Unlike Cross and me, Cross and Martha had a few classes together, and sometimes Martha told me things about him: Devin knocked over Cross’s Bunsen burner in Chemistry today and the table caught on fire. Or, Cross is going up to see his brother at Bowdoin for long weekend. But I wasn’t under the impression they had much direct interaction.

“And Conchita seconded the nomination,” Martha added. This actually wasn’t that weird-Conchita and I had rarely spoken since freshman year, but she and Martha had remained friendly.

“Maybe Cross likes you,” I said in a voice that I hoped would not reveal how horrifying I found this prospect.

“Please.” Martha grinned. “We need to go to dinner,” she said. She removed the crown and set it back on her desk. “Someday you’ll meet a guy who loves you so much and you’ll be like, why did I waste my whole time in high school mooning over that self-centered dork?”

“Okay, first of all,” I said, and I could feel myself warming up for the conversation.

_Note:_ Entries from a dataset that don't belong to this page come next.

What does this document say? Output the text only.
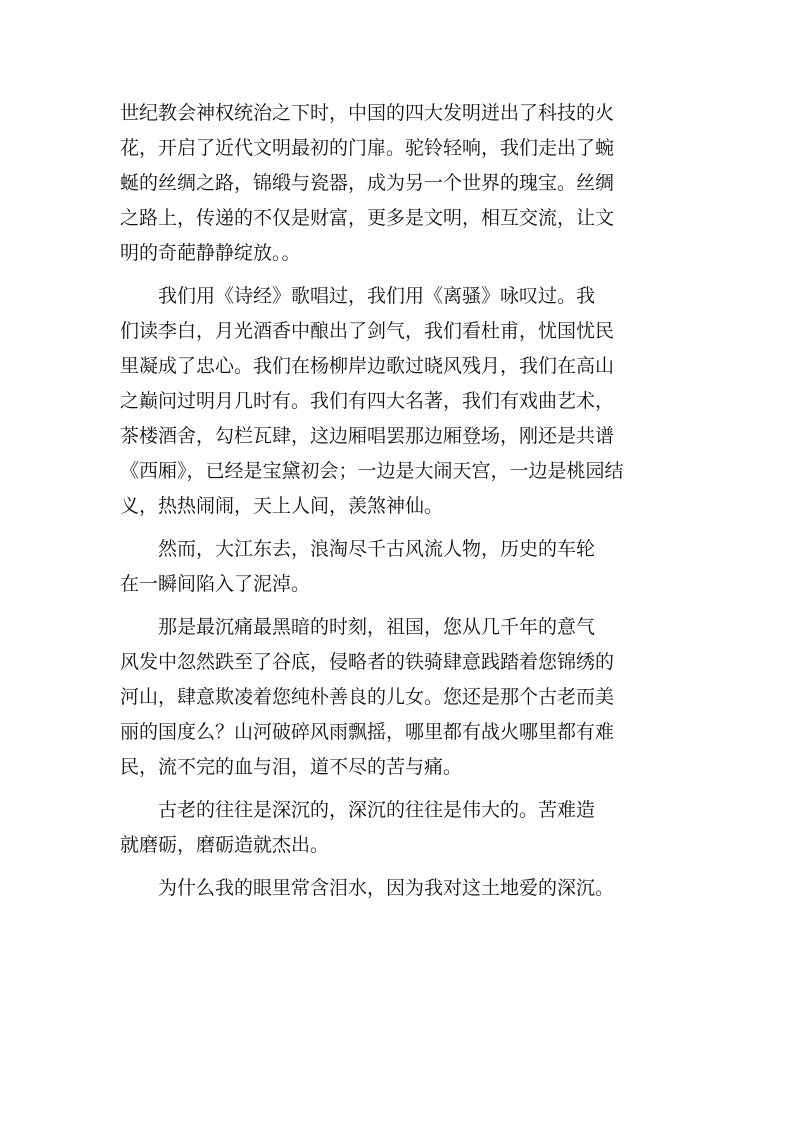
世纪教会神权统治之下时，中国的四大发明迸出了科技的火
花，开启了近代文明最初的门扉。驼铃轻响，我们走出了蜿
蜒的丝绸之路，锦缎与瓷器，成为另一个世界的瑰宝。丝绸
之路上，传递的不仅是财富，更多是文明，相互交流，让文
明的奇葩静静绽放。。
我们用《诗经》歌唱过，我们用《离骚》咏叹过。我
们读李白，月光酒香中酿出了剑气，我们看杜甫，忧国忧民
里凝成了忠心。我们在杨柳岸边歌过晓风残月，我们在高山
之巅问过明月几时有。我们有四大名著，我们有戏曲艺术，
茶楼酒舍，勾栏瓦肆，这边厢唱罢那边厢登场，刚还是共谱
《西厢》，已经是宝黛初会；一边是大闹天宫，一边是桃园结
义，热热闹闹，天上人间，羡煞神仙。
然而，大江东去，浪淘尽千古风流人物，历史的车轮
在一瞬间陷入了泥淖。
那是最沉痛最黑暗的时刻，祖国，您从几千年的意气
风发中忽然跌至了谷底，侵略者的铁骑肆意践踏着您锦绣的
河山，肆意欺凌着您纯朴善良的儿女。您还是那个古老而美
丽的国度么？山河破碎风雨飘摇，哪里都有战火哪里都有难
民，流不完的血与泪，道不尽的苦与痛。
古老的往往是深沉的，深沉的往往是伟大的。苦难造
就磨砺，磨砺造就杰出。
为什么我的眼里常含泪水，因为我对这土地爱的深沉。
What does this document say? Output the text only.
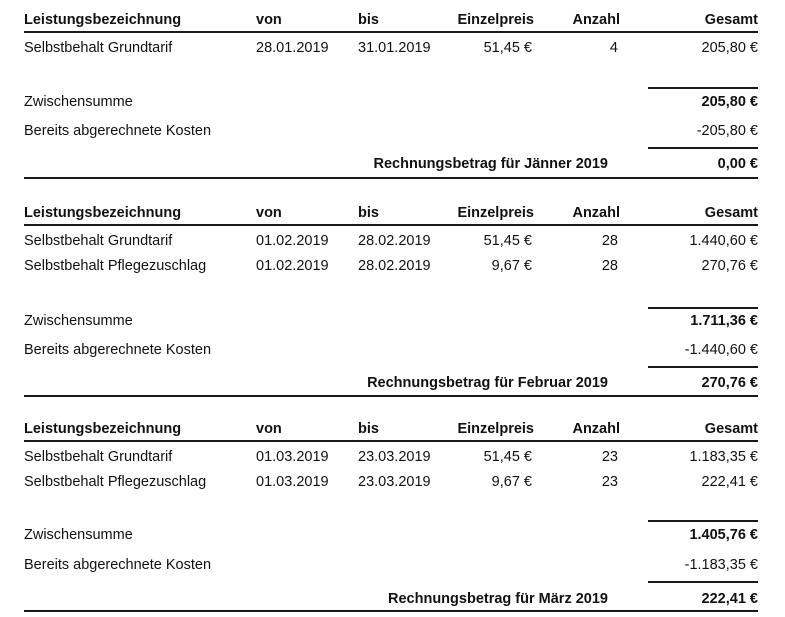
Leistungsbezeichnung	von	bis	Einzelpreis	Anzahl	Gesamt
Selbstbehalt Grundtarif	28.01.2019 31.01.2019	51,45 €	4	205,80 €
Zwischensumme	205,80 €
Bereits abgerechnete Kosten	-205,80 €
Rechnungsbetrag für Jänner 2019	0,00 €
Leistungsbezeichnung	von	bis	Einzelpreis	Anzahl	Gesamt
Selbstbehalt Grundtarif	01.02.2019 28.02.2019	51,45 €	28	1.440,60 €
Selbstbehalt Pflegezuschlag	01.02.2019 28.02.2019	9,67 €	28	270,76 €
Zwischensumme	1.711,36 €
Bereits abgerechnete Kosten	-1.440,60 €
Rechnungsbetrag für Februar 2019	270,76 €
Leistungsbezeichnung	von	bis	Einzelpreis	Anzahl	Gesamt
Selbstbehalt Grundtarif	01.03.2019 23.03.2019	51,45 €	23	1.183,35 €
Selbstbehalt Pflegezuschlag	01.03.2019 23.03.2019	9,67 €	23	222,41 €
Zwischensumme	1.405,76 €
Bereits abgerechnete Kosten	-1.183,35 €
Rechnungsbetrag für März 2019	222,41 €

Talking like this was sustenance for my feelings, it made Cross exist in my life even though we never spoke. “First of all, why do you think he’s self-centered, and second, if I’m going to think I wasted my time, does that mean he’ll never like me back?”

Outside, other students were also walking toward the dining hall, wet-haired, the girls wearing pastel blouses and flowered skirts and espadrilles, the boys in white or pale blue shirts and ties and blazers and khaki shorts. At Ault, evening was always the best time.

“He’s just cocky,” Martha said. “He knows he’s good-looking, he knows he’s good at sports, he knows girls like him. But so what? Big deal.”